The slow destruction of the transatlantic alliance caused by the American financial crisis (or something similar) will also be disappointing. The Europeans would continue to chatter (as they have been doing since the 1950s) about the "European army" and put this idea in the form of a "common security and defense policy" that already exists on paper. However, nothing will come of this, because the crisis is developing too slowly, and each country perceives threats differently. Portugal in the southwest is not so afraid of the Kremlin, while in Estonia Russia is considered the main source of danger.
Large countries like Germany are not willing to sacrifice their bloated social security systems for military readiness.
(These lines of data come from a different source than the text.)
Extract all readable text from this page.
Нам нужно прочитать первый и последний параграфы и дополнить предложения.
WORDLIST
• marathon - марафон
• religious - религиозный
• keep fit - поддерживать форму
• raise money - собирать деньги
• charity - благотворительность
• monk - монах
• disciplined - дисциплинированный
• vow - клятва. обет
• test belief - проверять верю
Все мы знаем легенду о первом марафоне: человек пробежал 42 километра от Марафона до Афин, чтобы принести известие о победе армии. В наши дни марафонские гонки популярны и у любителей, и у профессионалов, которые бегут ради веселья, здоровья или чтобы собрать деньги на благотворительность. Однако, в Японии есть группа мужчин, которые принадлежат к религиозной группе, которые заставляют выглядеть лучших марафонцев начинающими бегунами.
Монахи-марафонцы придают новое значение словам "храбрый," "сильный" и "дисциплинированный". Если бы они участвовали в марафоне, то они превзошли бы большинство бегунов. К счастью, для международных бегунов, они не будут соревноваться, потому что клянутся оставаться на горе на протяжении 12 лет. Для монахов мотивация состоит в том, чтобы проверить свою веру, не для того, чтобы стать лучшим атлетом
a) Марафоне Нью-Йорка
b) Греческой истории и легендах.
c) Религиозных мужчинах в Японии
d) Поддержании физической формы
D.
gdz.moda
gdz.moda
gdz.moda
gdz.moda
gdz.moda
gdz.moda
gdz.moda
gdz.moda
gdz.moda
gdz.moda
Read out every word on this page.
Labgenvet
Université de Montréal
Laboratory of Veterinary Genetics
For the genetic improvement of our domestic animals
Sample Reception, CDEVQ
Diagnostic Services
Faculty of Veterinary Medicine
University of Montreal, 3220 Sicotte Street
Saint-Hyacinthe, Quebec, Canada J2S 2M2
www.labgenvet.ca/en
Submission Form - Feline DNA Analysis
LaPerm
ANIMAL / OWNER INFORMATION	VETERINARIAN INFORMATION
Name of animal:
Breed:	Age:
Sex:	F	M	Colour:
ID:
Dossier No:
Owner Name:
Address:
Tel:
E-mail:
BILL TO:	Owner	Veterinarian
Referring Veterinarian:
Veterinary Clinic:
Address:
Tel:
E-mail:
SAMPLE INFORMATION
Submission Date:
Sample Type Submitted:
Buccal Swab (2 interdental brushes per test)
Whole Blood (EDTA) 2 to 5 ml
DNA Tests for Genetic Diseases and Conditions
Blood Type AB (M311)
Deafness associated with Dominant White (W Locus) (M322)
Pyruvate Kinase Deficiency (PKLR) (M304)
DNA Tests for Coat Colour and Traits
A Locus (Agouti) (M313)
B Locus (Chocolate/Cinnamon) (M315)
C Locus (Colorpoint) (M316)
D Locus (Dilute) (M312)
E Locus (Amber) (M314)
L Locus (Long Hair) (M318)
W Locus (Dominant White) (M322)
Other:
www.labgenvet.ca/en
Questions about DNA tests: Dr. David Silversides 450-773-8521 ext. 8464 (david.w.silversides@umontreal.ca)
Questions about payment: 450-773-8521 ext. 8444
The French (and the British outside the EU) will engage in harsh rhetoric, but will not disclose their own (and small) nuclear umbrellas over their European allies. The Kremlin will enjoy this show and bide its time, as Napoleon once watched the collapse of the Holy Roman Empire before breaking it up.
An unintended but abrupt break in diplomatic relations, such as a war between the United States and China in Asia, would change the situation. Such a turn of events would be catastrophic for the world, especially since China, Russia, North Korea and Iran are increasingly behaving as a single axis and can join forces. But since it is pointless to bargain with the American president, the Europeans will immediately realize that they can swim together or sink separately.
A forced and sudden American U-turn may become a belated Zeitenwende for Europe (from German. a turning point, the beginning of a new era. – Approx. InoSMI), or a turning point. When the Americans turn towards Asia, the Europeans will have to take the lead in Brussels, the EU and NATO headquarters. They will start exchanging intelligence, weapons systems and even command and control to protect their common continent. Europe, as the cliche goes, was "forged in crisis."
All of the above makes you wonder why Europeans won't choose a less apocalyptic scenario and take matters into their own hands so that the world doesn't go up in flames. (If you have a good answer, you deserve the Charlemagne Prize.) At a minimum, the Old World should finally understand what the Americans are talking about on the other side of the Atlantic, where the question of a U-turn from Europe is not whether it will happen, but when and how it will happen.